I heard another crash, maybe upstairs, and pulled the combat knife from my pocket. I stayed as silent as I could, not wanting to alert Mary to a third enemy in her house. I was not a trained fighter, so if I was going to have any meaningful effect on this situation, surprise would be a far more effective weapon than the knife ever could. I unsnapped the sheath and revealed the black blade, holding it in front of me in an upside-down grip, point toward the floor. Another crash, and a grunt. Definitely upstairs, and somehow recognizably feminine. Kelly, or Mary? Where was Potash? I tried the first step, found that it didn’t squeak, and slowly shifted my weight to the second, then the third. The ceiling thumped, somewhere to my right, like something heavy had fallen—heavy but soft; not a piece of furniture, but a body. I moved to the fourth step and, hearing the faintest trace of a creak as I started to place my weight on it, quickly picked up my foot to stop the sound. I tried the other side of the step, slowly and carefully, and when it stayed silent I moved to the next. The thump upstairs was followed by a scrape, then a pause, then a sudden flurry of footsteps. I moved to the sixth stair. The seventh. I was halfway up.

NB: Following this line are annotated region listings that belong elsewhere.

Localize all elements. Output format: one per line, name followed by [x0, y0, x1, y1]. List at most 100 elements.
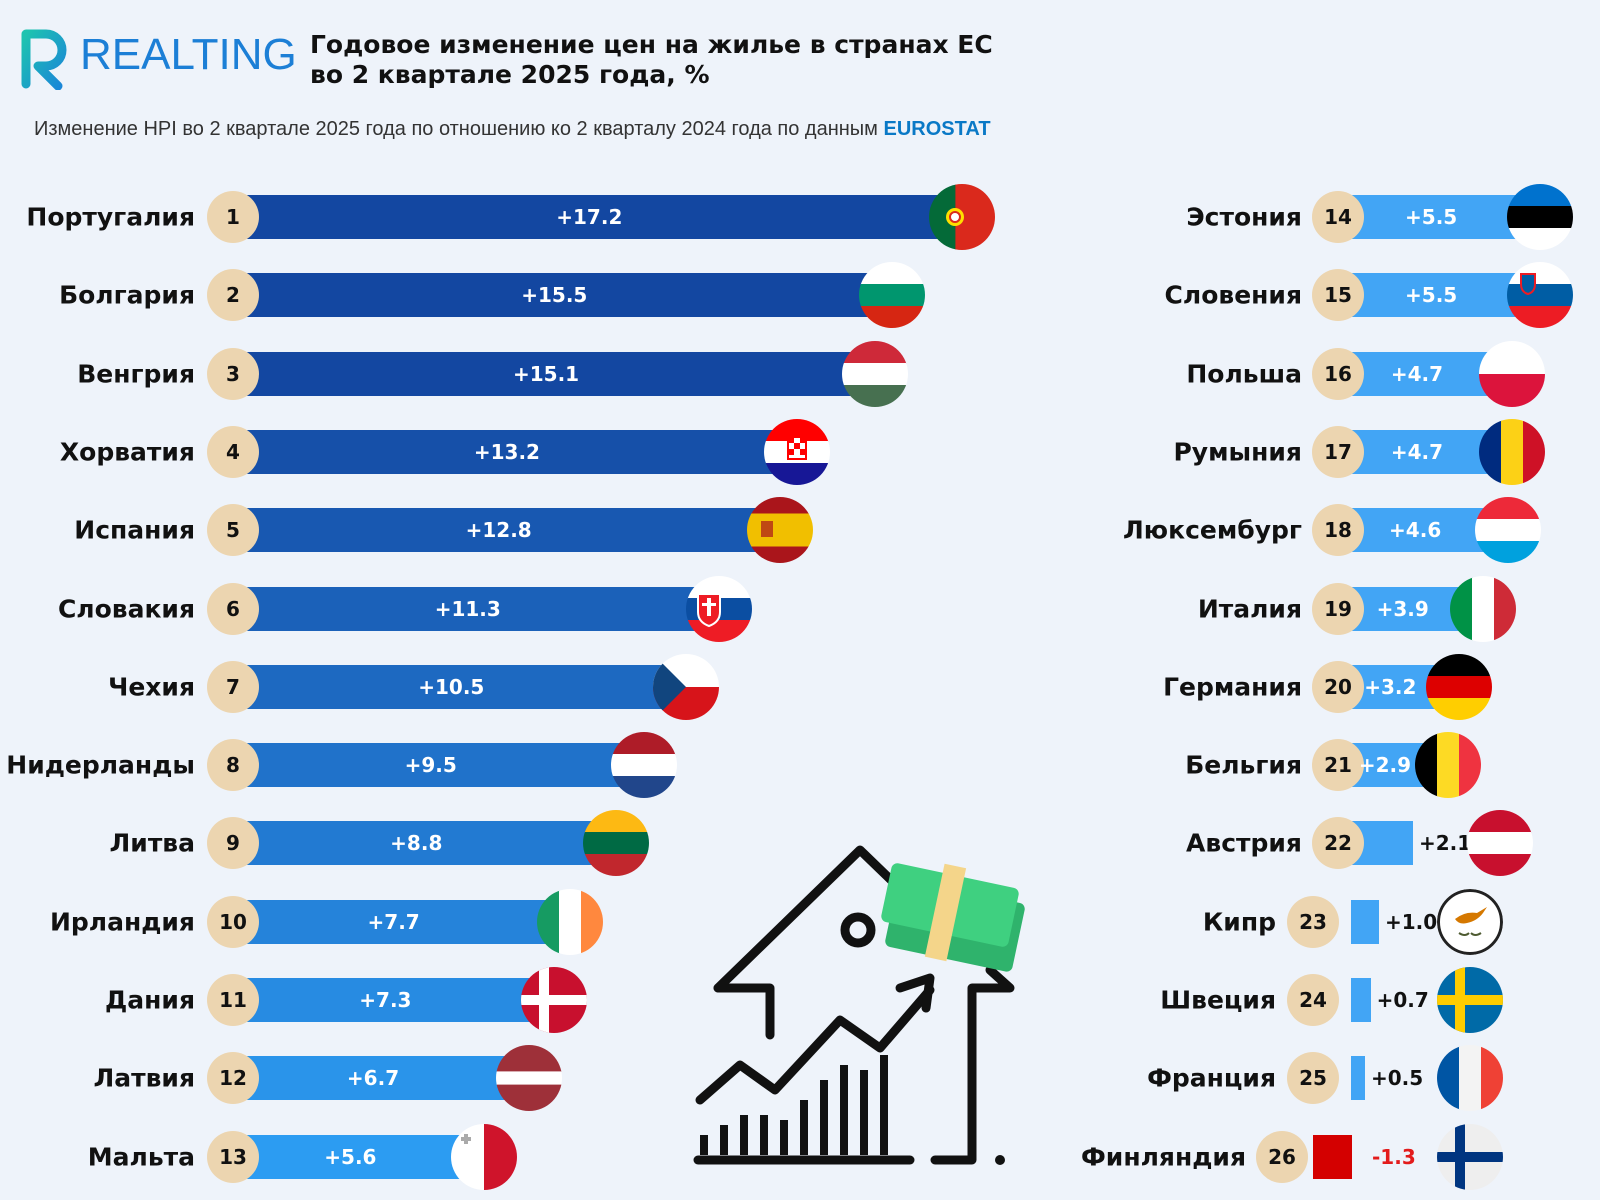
value-bar [240, 508, 781, 553]
rank-badge: 15 [1312, 269, 1364, 322]
country-name: Литва [109, 828, 195, 858]
country-name: Эстония [1186, 202, 1302, 232]
flag-ro-icon [1478, 418, 1545, 485]
flag-bg-icon [858, 262, 925, 329]
value-bar [1351, 899, 1379, 944]
value-label: +15.5 [521, 283, 588, 308]
flag-be-icon [1414, 732, 1481, 799]
country-name: Италия [1197, 594, 1302, 623]
value-bar [240, 743, 645, 788]
rank-badge: 9 [207, 817, 259, 870]
value-bar [1313, 1134, 1352, 1179]
rank-badge: 2 [207, 269, 259, 322]
value-label: +0.5 [1371, 1066, 1424, 1091]
chart-title: Годовое изменение цен на жилье в странах… [310, 30, 993, 90]
subtitle-text: Изменение HPI во 2 квартале 2025 года по… [34, 118, 884, 140]
flag-hu-icon [842, 340, 909, 407]
country-name: Хорватия [59, 437, 195, 467]
flag-it-icon [1450, 575, 1517, 642]
value-label: +17.2 [556, 205, 623, 229]
rank-badge: 26 [1256, 1130, 1308, 1183]
rank-badge: 14 [1312, 191, 1364, 243]
value-label: +2.9 [1358, 753, 1412, 778]
country-name: Кипр [1202, 907, 1276, 937]
flag-lv-icon [496, 1045, 563, 1112]
country-name: Испания [74, 515, 195, 545]
value-bar [240, 821, 616, 866]
country-name: Франция [1147, 1063, 1276, 1093]
flag-es-icon [747, 497, 814, 564]
realting-logo [18, 24, 72, 94]
value-label: -1.3 [1372, 1144, 1416, 1169]
rank-badge: 3 [207, 347, 259, 400]
value-bar [240, 978, 554, 1022]
value-label: +10.5 [418, 674, 485, 699]
value-bar [240, 351, 876, 396]
value-label: +12.8 [465, 518, 532, 543]
country-name: Румыния [1173, 437, 1302, 467]
flag-de-icon [1425, 653, 1492, 720]
flag-se-icon [1437, 967, 1503, 1033]
value-label: +7.7 [367, 909, 420, 934]
country-name: Португалия [26, 202, 195, 232]
rank-badge: 25 [1287, 1052, 1339, 1105]
country-name: Чехия [108, 672, 195, 702]
flag-si-icon [1507, 262, 1574, 329]
flag-fr-icon [1437, 1045, 1503, 1112]
country-name: Финляндия [1081, 1142, 1246, 1172]
value-label: +2.1 [1419, 831, 1472, 856]
country-name: Люксембург [1123, 515, 1302, 545]
country-name: Болгария [59, 280, 195, 310]
country-name: Германия [1163, 672, 1302, 702]
rank-badge: 16 [1312, 347, 1364, 400]
country-name: Латвия [93, 1063, 195, 1093]
flag-hr-icon [763, 418, 830, 485]
rank-badge: 19 [1312, 582, 1364, 635]
rank-badge: 24 [1287, 974, 1339, 1026]
country-name: Мальта [87, 1142, 195, 1172]
rank-badge: 4 [207, 425, 259, 478]
country-name: Ирландия [49, 907, 195, 937]
source-link: EUROSTAT [883, 118, 991, 140]
value-label: +4.6 [1389, 518, 1442, 543]
rank-badge: 7 [207, 660, 259, 713]
value-label: +4.7 [1390, 439, 1444, 464]
flag-fi-icon [1437, 1123, 1503, 1190]
country-name: Швеция [1160, 985, 1276, 1015]
country-name: Нидерланды [6, 750, 195, 780]
flag-cz-icon [652, 653, 719, 720]
value-bar [240, 899, 571, 944]
rank-badge: 21 [1312, 739, 1364, 792]
growth-bars-icon [700, 1055, 1005, 1165]
country-name: Словакия [57, 594, 195, 623]
flag-nl-icon [611, 732, 678, 799]
rank-badge: 1 [207, 191, 259, 243]
house-growth-illustration [693, 845, 1025, 1165]
country-name: Австрия [1186, 828, 1302, 858]
value-label: +7.3 [359, 988, 412, 1012]
value-bar [240, 1056, 530, 1101]
value-bar [240, 195, 962, 239]
value-label: +13.2 [473, 439, 540, 464]
title-line-2: во 2 квартале 2025 года, % [310, 60, 710, 89]
value-bar [240, 586, 719, 631]
flag-sk-icon [685, 575, 752, 642]
subtitle: Изменение HPI во 2 квартале 2025 года по… [34, 118, 991, 141]
rank-badge: 17 [1312, 425, 1364, 478]
value-label: +3.9 [1376, 596, 1429, 621]
rank-badge: 5 [207, 504, 259, 557]
value-bar [240, 273, 892, 318]
value-label: +6.7 [346, 1066, 400, 1091]
flag-cy-icon [1437, 888, 1503, 955]
flag-lt-icon [582, 810, 649, 877]
value-label: +0.7 [1376, 988, 1429, 1012]
value-label: +11.3 [434, 596, 501, 621]
rank-badge: 20 [1312, 660, 1364, 713]
country-name: Бельгия [1185, 750, 1302, 780]
flag-pt-icon [928, 184, 995, 250]
house-icon [693, 845, 1015, 1165]
rank-badge: 11 [207, 974, 259, 1026]
rank-badge: 22 [1312, 817, 1364, 870]
value-bar [240, 1134, 484, 1179]
flag-lu-icon [1475, 497, 1542, 564]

A window shattered above and behind me, loud and bright, and after a moment of shock I raced back down and threw open the front door, cursing myself for leaving an exit unguarded—if Mary had jumped out a front window she could run for safety, on the wrong side of the building for Diana to stop her. I saw a foot, sprawled in the snow, and stepped out for a better look. Kelly was facedown on the white lawn, her left side covered with blood, her head bent at an impossible angle. Her spine must have been snapped nearly in half, though whether it was from the fall or the fight itself I didn’t know. She hadn’t screamed, during or even before the fall.

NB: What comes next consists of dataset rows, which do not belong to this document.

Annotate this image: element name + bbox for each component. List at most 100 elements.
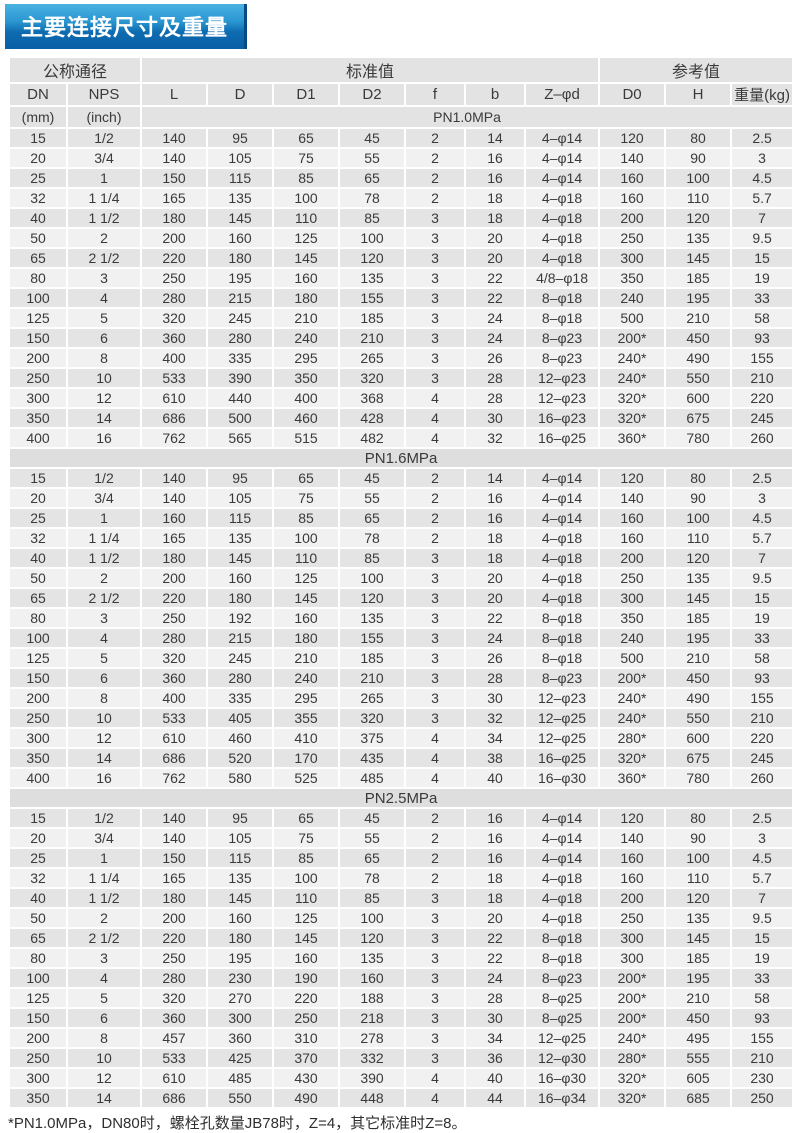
cell: 120: [598, 807, 667, 829]
cell: 3: [404, 587, 467, 609]
cell: 16–φ25: [524, 747, 601, 769]
cell: 3: [404, 567, 467, 589]
cell: 2: [404, 127, 467, 149]
cell: 110: [664, 867, 733, 889]
cell: 220: [730, 727, 795, 749]
cell: 28: [464, 667, 527, 689]
table-row: 25 1 160 115 85 65 2 16 4–φ14 160 100 4.5: [8, 507, 795, 529]
cell: 160: [598, 527, 667, 549]
table-row: 32 1 1/4 165 135 100 78 2 18 4–φ18 160 110 5.7: [8, 187, 795, 209]
cell: 686: [140, 1087, 209, 1109]
cell: 1: [65, 847, 143, 869]
cell: 3: [404, 627, 467, 649]
cell: 100: [338, 567, 407, 589]
cell: 38: [464, 747, 527, 769]
cell: 2: [404, 807, 467, 829]
cell: 65: [272, 807, 341, 829]
cell: 210: [338, 667, 407, 689]
cell: 16: [464, 847, 527, 869]
table-row: 350 14 686 500 460 428 4 30 16–φ23 320* 675 245: [8, 407, 795, 429]
cell: 135: [206, 867, 275, 889]
cell: 165: [140, 187, 209, 209]
cell: 1 1/2: [65, 547, 143, 569]
cell: 1 1/2: [65, 887, 143, 909]
cell: 210: [664, 987, 733, 1009]
cell: 22: [464, 607, 527, 629]
cell: 220: [140, 247, 209, 269]
cell: 3: [404, 927, 467, 949]
cell: 6: [65, 1007, 143, 1029]
cell: 450: [664, 667, 733, 689]
cell: 3: [404, 947, 467, 969]
cell: 25: [8, 167, 68, 189]
cell: 300: [206, 1007, 275, 1029]
cell: 400: [140, 347, 209, 369]
cell: 25: [8, 507, 68, 529]
cell: 12–φ23: [524, 387, 601, 409]
cell: 220: [140, 587, 209, 609]
cell: 1 1/4: [65, 867, 143, 889]
cell: 12: [65, 727, 143, 749]
table-row: 400 16 762 565 515 482 4 32 16–φ25 360* 780 260: [8, 427, 795, 449]
cell: 22: [464, 267, 527, 289]
cell: 185: [338, 307, 407, 329]
cell: 482: [338, 427, 407, 449]
cell: 3: [404, 287, 467, 309]
cell: 245: [206, 647, 275, 669]
cell: 10: [65, 707, 143, 729]
table-row: 20 3/4 140 105 75 55 2 16 4–φ14 140 90 3: [8, 147, 795, 169]
cell: 435: [338, 747, 407, 769]
cell: 1/2: [65, 127, 143, 149]
table-row: 65 2 1/2 220 180 145 120 3 20 4–φ18 300 145 15: [8, 247, 795, 269]
cell: 20: [464, 907, 527, 929]
cell: 310: [272, 1027, 341, 1049]
table-row: 200 8 457 360 310 278 3 34 12–φ25 240* 495 155: [8, 1027, 795, 1049]
cell: 120: [664, 547, 733, 569]
cell: 125: [8, 307, 68, 329]
cell: 120: [338, 247, 407, 269]
cell: 250: [140, 607, 209, 629]
cell: 125: [8, 987, 68, 1009]
cell: 3: [65, 267, 143, 289]
cell: 675: [664, 407, 733, 429]
cell: 390: [338, 1067, 407, 1089]
cell: 8: [65, 687, 143, 709]
cell: 210: [272, 307, 341, 329]
cell: 2: [404, 847, 467, 869]
cell: 115: [206, 167, 275, 189]
cell: 2: [65, 227, 143, 249]
section-label: PN1.6MPa: [7, 447, 795, 469]
col-header-d1: D1: [272, 82, 341, 107]
cell: 220: [140, 927, 209, 949]
cell: 12–φ25: [524, 1027, 601, 1049]
cell: 200: [8, 347, 68, 369]
cell: 600: [664, 727, 733, 749]
cell: 160: [598, 867, 667, 889]
cell: 762: [140, 427, 209, 449]
cell: 18: [464, 867, 527, 889]
cell: 188: [338, 987, 407, 1009]
cell: 110: [664, 527, 733, 549]
cell: 19: [730, 607, 795, 629]
cell: 15: [730, 247, 795, 269]
group-header-standard: 标准值: [140, 56, 601, 84]
cell: 18: [464, 207, 527, 229]
cell: 8–φ18: [524, 607, 601, 629]
cell: 145: [272, 247, 341, 269]
cell: 3: [404, 707, 467, 729]
table-row: 250 10 533 425 370 332 3 36 12–φ30 280* 555 210: [8, 1047, 795, 1069]
cell: 3: [404, 967, 467, 989]
cell: 65: [8, 927, 68, 949]
cell: 1 1/2: [65, 207, 143, 229]
cell: 280: [206, 667, 275, 689]
cell: 33: [730, 287, 795, 309]
section-label: PN1.0MPa: [140, 105, 795, 129]
cell: 135: [338, 607, 407, 629]
cell: 33: [730, 627, 795, 649]
cell: 4–φ18: [524, 187, 601, 209]
cell: 210: [664, 647, 733, 669]
cell: 32: [464, 427, 527, 449]
cell: 16–φ23: [524, 407, 601, 429]
cell: 120: [598, 127, 667, 149]
cell: 34: [464, 1027, 527, 1049]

Mary Gardner was more deadly than we’d ever imagined, and now the whole neighborhood knew we were here—and yet I froze, staring at Kelly’s twisted body like I was in a trance. Her broken shape in the snow was curled beautifully, like a flower, her arms splayed out like the tendrils of a dark black fern. Black and gray, with drops of bright red blood melting deep pink pockets in the snow. Her hair billowed around her head like she was a mermaid in a pale white sea, frozen in a moment of single, perfect beauty. I took a step toward it, then a few more. I was halfway down the stairs from the porch before the sound of another crash echoed down from upstairs. Potash was still up there, and the fight was still going. I took another step forward. How many times had I imagined Kelly dead, and now here she was, right in front of me. The Withered disintegrated when they died; I hadn’t touched a body in months. I reached out to it—and saw the knife in my hand.
A knife. Mary Gardner was still upstairs. I looked up at the window, then back at the door.

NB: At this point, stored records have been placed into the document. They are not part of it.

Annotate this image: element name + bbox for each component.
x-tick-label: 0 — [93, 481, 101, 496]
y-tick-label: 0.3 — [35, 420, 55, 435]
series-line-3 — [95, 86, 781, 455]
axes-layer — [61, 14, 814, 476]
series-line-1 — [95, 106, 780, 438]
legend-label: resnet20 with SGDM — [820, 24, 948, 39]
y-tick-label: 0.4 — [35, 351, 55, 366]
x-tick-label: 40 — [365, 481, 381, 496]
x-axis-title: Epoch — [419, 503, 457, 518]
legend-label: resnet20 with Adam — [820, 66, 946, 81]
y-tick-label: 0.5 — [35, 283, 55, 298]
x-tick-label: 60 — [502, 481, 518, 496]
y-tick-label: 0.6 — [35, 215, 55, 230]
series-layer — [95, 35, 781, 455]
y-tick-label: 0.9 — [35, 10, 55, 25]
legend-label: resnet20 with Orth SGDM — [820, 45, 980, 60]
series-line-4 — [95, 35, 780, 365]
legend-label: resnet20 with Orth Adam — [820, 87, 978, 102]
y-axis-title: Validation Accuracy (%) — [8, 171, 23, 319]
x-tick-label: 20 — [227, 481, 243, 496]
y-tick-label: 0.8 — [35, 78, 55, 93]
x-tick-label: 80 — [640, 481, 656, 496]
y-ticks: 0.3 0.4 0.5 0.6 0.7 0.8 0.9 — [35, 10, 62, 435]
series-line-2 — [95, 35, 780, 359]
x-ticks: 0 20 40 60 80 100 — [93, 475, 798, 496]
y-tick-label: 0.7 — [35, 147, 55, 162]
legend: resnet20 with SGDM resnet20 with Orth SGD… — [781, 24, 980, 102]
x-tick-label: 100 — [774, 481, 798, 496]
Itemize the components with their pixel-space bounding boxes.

Then back at the body, still as a photograph.
Another crash. Mary was killing Potash—I didn’t know how, but the process sounded brutal. My only advantage was that she didn’t know I was there. This was what I needed—to work alone, without anyone knowing where or who I was. Even if the neighbors knew about Kelly, Mary didn’t know about me; someone might call the police, but I had a few minutes to salvage this kill. To do it myself. I gripped my knife tighter and slipped back inside, quietly locking the door behind me. I took the stairs faster this time, knowing which spots to avoid. The walls of the second floor hallway were covered in the same pink wallpaper as the first, though it was brighter here, where the sun hadn’t reached it to fade out the color. The crash had come from … there. That was almost certainly the room Kelly had fallen out of. The door was open, though I couldn’t see anything from my vantage point, and whatever was inside the room couldn’t see me. I listened and heard heavy, labored breathing.
“You’ve ruined everything,” said a woman’s voice. She had the hushed, clipped tones of a person barely controlling her fury. “Do you think I can stay here now? What am I supposed to say when the police come? That the man who attacked me had pneumonia so bad he couldn’t even walk? Who’s going to believe that?”